The thermal transfer recording material described in any one of the above. 8. One side or diameter of 0.5 to 3 μm, 1 to 1
8. The thermal transfer recording material according to claim 7, wherein the porous structure is formed by arranging fine columns having a height of 5 [mu] m in three or more rows and three or more columns at intervals of 0.5 to 3 [mu] m. 9. A compound having a molecular weight of 450 or less and a melting point of 50.

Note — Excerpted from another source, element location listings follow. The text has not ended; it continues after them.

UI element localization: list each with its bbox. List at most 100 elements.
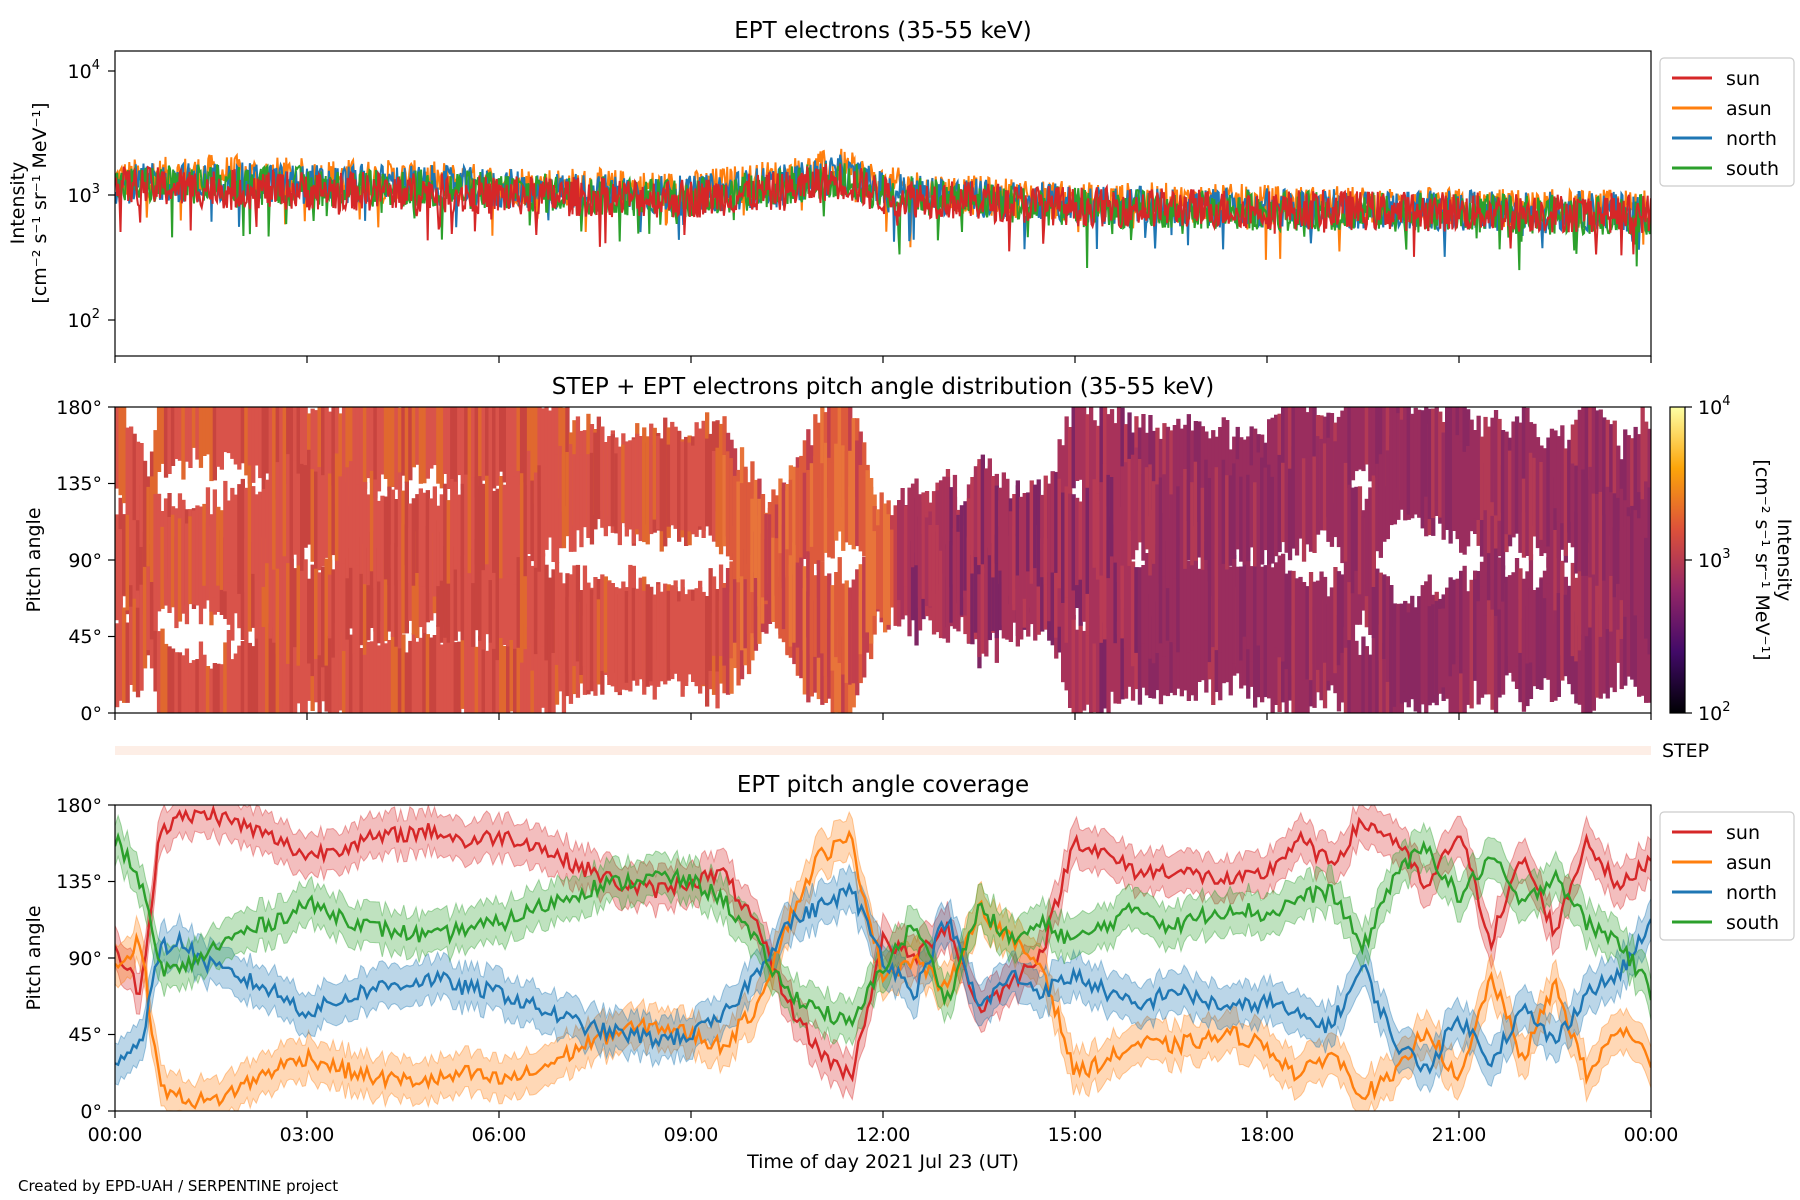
pad-cell bbox=[464, 474, 469, 568]
pad-cell bbox=[610, 583, 615, 685]
pad-cell bbox=[1493, 472, 1499, 580]
pad-cell bbox=[401, 634, 406, 713]
pad-cell bbox=[1490, 515, 1495, 626]
pad-cell bbox=[422, 492, 427, 587]
pad-cell bbox=[1479, 436, 1485, 520]
pad-cell bbox=[317, 407, 322, 484]
pad-cell bbox=[436, 505, 441, 587]
pad-cell bbox=[1092, 626, 1097, 713]
pad-cell bbox=[1294, 407, 1300, 493]
pad-cell bbox=[272, 407, 277, 493]
pad-cell bbox=[355, 484, 361, 566]
pad-cell bbox=[750, 498, 755, 593]
pad-cell bbox=[188, 516, 193, 605]
pad-cell bbox=[1626, 588, 1631, 677]
pad-cell bbox=[848, 407, 853, 487]
pad-cell bbox=[485, 650, 490, 713]
pad-cell bbox=[987, 547, 992, 641]
pad-cell bbox=[464, 630, 469, 713]
pad-cell bbox=[523, 468, 528, 577]
pad-cell bbox=[355, 407, 361, 498]
x-tick-label: 21:00 bbox=[1432, 1124, 1487, 1146]
pad-cell bbox=[1082, 486, 1087, 598]
pad-cell bbox=[1109, 477, 1115, 557]
pad-cell bbox=[160, 628, 165, 713]
pad-cell bbox=[1490, 417, 1495, 503]
pad-cell bbox=[1493, 548, 1499, 640]
pad-cell bbox=[1085, 622, 1090, 705]
pad-cell bbox=[1204, 459, 1209, 560]
pad-cell bbox=[1445, 587, 1450, 699]
pad-cell bbox=[1085, 487, 1090, 594]
pad-cell bbox=[956, 531, 961, 632]
pad-cell bbox=[1340, 614, 1345, 703]
pad-cell bbox=[551, 619, 556, 713]
pad-cell bbox=[582, 565, 588, 667]
pad-cell bbox=[813, 575, 818, 657]
coverage-line-north bbox=[115, 881, 1651, 1075]
pad-cell bbox=[1354, 486, 1359, 571]
pad-cell bbox=[1232, 555, 1237, 664]
pad-cell bbox=[893, 505, 898, 601]
pad-cell bbox=[869, 550, 874, 644]
pad-cell bbox=[1350, 637, 1356, 713]
pad-cell bbox=[293, 630, 298, 713]
pad-cell bbox=[502, 559, 507, 646]
pad-cell bbox=[268, 407, 273, 495]
pad-cell bbox=[317, 467, 322, 571]
pad-cell bbox=[830, 585, 835, 671]
pad-cell bbox=[1291, 446, 1296, 549]
pad-cell bbox=[788, 479, 793, 565]
pad-cell bbox=[743, 469, 748, 580]
pad-cell bbox=[823, 575, 828, 677]
pad-cell bbox=[991, 476, 996, 578]
pad-cell bbox=[1298, 576, 1303, 661]
pad-cell bbox=[980, 454, 985, 565]
pad-cell bbox=[296, 473, 301, 566]
pad-cell bbox=[1179, 476, 1184, 588]
pad-cell bbox=[526, 407, 532, 485]
pad-cell bbox=[830, 407, 835, 504]
pad-cell bbox=[443, 624, 448, 713]
x-tick-label: 06:00 bbox=[472, 1124, 527, 1146]
pad-cell bbox=[799, 455, 804, 566]
pad-cell bbox=[1623, 429, 1628, 537]
pad-cell bbox=[1647, 487, 1651, 573]
pad-cell bbox=[1410, 621, 1415, 700]
pad-cell bbox=[429, 637, 434, 713]
pad-cell bbox=[450, 533, 455, 642]
pad-cell bbox=[624, 441, 629, 537]
pad-cell bbox=[1162, 423, 1167, 513]
pad-cell bbox=[1644, 421, 1649, 521]
pad-cell bbox=[135, 607, 141, 698]
pad-cell bbox=[464, 407, 469, 484]
pad-cell bbox=[1588, 407, 1593, 480]
pad-cell bbox=[366, 641, 371, 713]
pad-cell bbox=[907, 545, 912, 637]
pad-cell bbox=[506, 621, 511, 713]
pad-cell bbox=[1598, 604, 1603, 699]
pad-cell bbox=[310, 408, 315, 510]
pad-cell bbox=[1577, 625, 1582, 705]
pad-cell bbox=[1047, 538, 1052, 622]
pad-cell bbox=[1483, 463, 1488, 568]
pad-cell bbox=[209, 668, 214, 713]
legend-label-south: south bbox=[1726, 912, 1779, 934]
pad-cell bbox=[722, 455, 727, 547]
pad-cell bbox=[991, 543, 996, 631]
pad-cell bbox=[404, 407, 409, 483]
pad-cell bbox=[519, 554, 525, 663]
pad-cell bbox=[1396, 413, 1401, 520]
pad-cell bbox=[334, 623, 340, 713]
pad-cell bbox=[1354, 540, 1359, 625]
pad-cell bbox=[293, 407, 298, 506]
pad-panel: STEP + EPT electrons pitch angle distrib… bbox=[23, 374, 1795, 762]
pad-cell bbox=[544, 467, 549, 550]
pad-cell bbox=[753, 531, 759, 638]
pad-cell bbox=[1466, 591, 1471, 694]
pad-cell bbox=[1253, 603, 1258, 708]
pad-cell bbox=[226, 630, 231, 713]
pad-cell bbox=[533, 407, 539, 504]
pad-cell bbox=[460, 629, 465, 709]
colorbar-label: Intensity bbox=[1773, 519, 1795, 602]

C. or lower, a boiling point of 150 ° C. or higher and 400 ° C. or lower, a colorless solvent having a residual content of 0.01% by weight or less when heated to 200 ° C. in the air. 9. The thermal transfer recording material according to claim 1, wherein the dye represented by I) is dissolved at 50 ° C. or lower at 5% by weight or more. 10. The thermal transfer recording material according to claim 9, wherein the solvent is at least one selected from aromatic carboxylic esters, aliphatic carboxylic esters, glycol ethers, glycol esters, and aromatic hydrocarbons. 11. The thermal transfer recording material according to claim 10, wherein the aromatic carboxylic acid ester is a dialkyl phthalate. 12. The aliphatic carboxylic acid ester may be a dialkyl succinate, a dialkyl glutarate, a dialkyl adipate, a dialkyl suberic acid, a dialkyl azelate, a dialkyl sebacate, a dialkyl dodecandioic acid, octane. Acid alkyl ester, nonanoic acid alkyl ester, decanoic acid alkyl ester, dodecanoic acid alkyl ester or myristic acid alkyl ester (provided that the alkyl group of the alkyl ester is substituted with an alkoxy group, an aryloxy group, an aryl group or a heterocyclic group) The thermal transfer recording material according to claim 10. 13. The glycol ester is ethylene glycol, propylene glycol, 1,4-butanediol, diethylene glycol, triethylene glycol,
The thermal transfer recording material according to claim 10, which is a monoalkyl ether monoalkyl ester or dialkyl ester of tetraethylene glycol or 2,2,4-trimethyl-1,3-pentanediol. 14. The thermal transfer recording material according to claim 10, wherein the glycol ether is diethylene glycol dialkyl ether, triethylene glycol dialkyl ether or tetraethylene glycol dialkyl ether.